描述（由申请人提供）：当大脑一部分的血液供应被破坏，剥夺脑组织的氧气和葡萄糖，通常导致细胞死亡时，就会发生中风。唯一的FDA批准治疗治疗缺血性中风（所有情况的87％），组织型纤溶酶原激活剂（TPA），溶解了凝块，从而使缺血性组织再灌注。但是，再灌注会加剧对血脑屏障的损害，并促使大脑中液体的异常积累，称为水肿。脑水肿是由小血管的血管完整性丧失引起的，这是中风后三天内FIR的主要原因。对最佳治疗性治疗需要更好地了解缺血性诱发水肿的发展的分子机制。 Troy实验室表明，主动caspase-9在脑水肿的形成和神经元损伤中起关键作用。用一种新型的细胞 - 佩里压caspase-9抑制剂可逆地抑制caspase-9的神经保护剂至三周，并消除小鼠的水肿。

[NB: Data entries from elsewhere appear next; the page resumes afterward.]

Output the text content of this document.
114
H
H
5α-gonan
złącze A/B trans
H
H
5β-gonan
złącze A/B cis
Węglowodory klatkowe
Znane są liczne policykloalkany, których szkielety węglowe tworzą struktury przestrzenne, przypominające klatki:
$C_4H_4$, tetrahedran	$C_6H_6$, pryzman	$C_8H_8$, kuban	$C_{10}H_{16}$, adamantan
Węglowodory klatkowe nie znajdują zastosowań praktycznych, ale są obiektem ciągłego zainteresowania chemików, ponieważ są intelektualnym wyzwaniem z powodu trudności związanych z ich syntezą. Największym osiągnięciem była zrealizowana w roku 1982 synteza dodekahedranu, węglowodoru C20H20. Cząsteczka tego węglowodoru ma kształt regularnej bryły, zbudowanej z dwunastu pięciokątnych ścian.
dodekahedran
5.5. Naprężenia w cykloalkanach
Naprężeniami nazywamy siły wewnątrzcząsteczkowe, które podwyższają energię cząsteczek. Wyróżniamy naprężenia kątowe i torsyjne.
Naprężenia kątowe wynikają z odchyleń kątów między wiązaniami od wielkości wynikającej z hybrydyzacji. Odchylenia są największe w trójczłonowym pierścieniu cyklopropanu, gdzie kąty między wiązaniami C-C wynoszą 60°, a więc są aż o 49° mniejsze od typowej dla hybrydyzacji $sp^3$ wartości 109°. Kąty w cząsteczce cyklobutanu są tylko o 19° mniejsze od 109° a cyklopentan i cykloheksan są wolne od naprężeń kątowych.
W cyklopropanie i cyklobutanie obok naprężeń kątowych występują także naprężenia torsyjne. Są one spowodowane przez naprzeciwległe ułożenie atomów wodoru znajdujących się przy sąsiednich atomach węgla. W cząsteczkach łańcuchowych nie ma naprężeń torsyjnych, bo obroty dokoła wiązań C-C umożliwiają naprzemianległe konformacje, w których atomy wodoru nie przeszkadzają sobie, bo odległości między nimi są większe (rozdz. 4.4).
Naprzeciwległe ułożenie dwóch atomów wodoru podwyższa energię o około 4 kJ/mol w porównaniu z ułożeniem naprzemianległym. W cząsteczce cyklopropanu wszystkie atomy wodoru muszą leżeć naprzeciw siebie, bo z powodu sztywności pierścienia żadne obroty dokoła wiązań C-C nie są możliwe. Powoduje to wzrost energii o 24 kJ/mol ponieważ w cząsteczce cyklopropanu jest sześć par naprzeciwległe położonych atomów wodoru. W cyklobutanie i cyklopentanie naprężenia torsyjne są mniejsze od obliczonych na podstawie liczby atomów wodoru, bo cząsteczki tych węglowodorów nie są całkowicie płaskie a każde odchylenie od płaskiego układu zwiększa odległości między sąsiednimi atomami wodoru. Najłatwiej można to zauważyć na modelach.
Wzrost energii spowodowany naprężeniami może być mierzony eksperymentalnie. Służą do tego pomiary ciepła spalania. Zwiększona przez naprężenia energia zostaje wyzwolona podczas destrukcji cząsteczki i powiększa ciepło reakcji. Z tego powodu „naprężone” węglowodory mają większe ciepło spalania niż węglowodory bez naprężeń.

这项工作提出了一种新的机制，用于发育缺血性诱导的水肿，并将利用体外和体内方法来确定caspase-9在水肿形成中的作用。 AIM 1渴望阐明caspase-9的水肿相关底物，以确定这种具有医学上重要机制的机械细节。 AIM 2试图使用小鼠中caspase-9的细胞特异性缺失在内皮细胞和神经元中caspase-9激活的细胞特异性贡献，以识别该机制的位置以及中风发病机理的进展顺序。这种水肿特异性机制可能广泛地适用于其他中枢神经系统疾病（例如脑损伤和黄斑水肿）以及肺部水肿和血管性水肿的中枢神经系统之外的水肿。该caspase-9抑制剂的鼻内疗效为开发这种疗法的潜力一种干预人类中风。哥伦比亚大学提供了一个卓越的科学环境来进行这项研究，并拥有高素质的教职员工，同事和资源。该培训计划将提供接触研讨会，授予技巧的课程，指导机会以及与哥伦比亚和其他大学的多个研究小组的互动。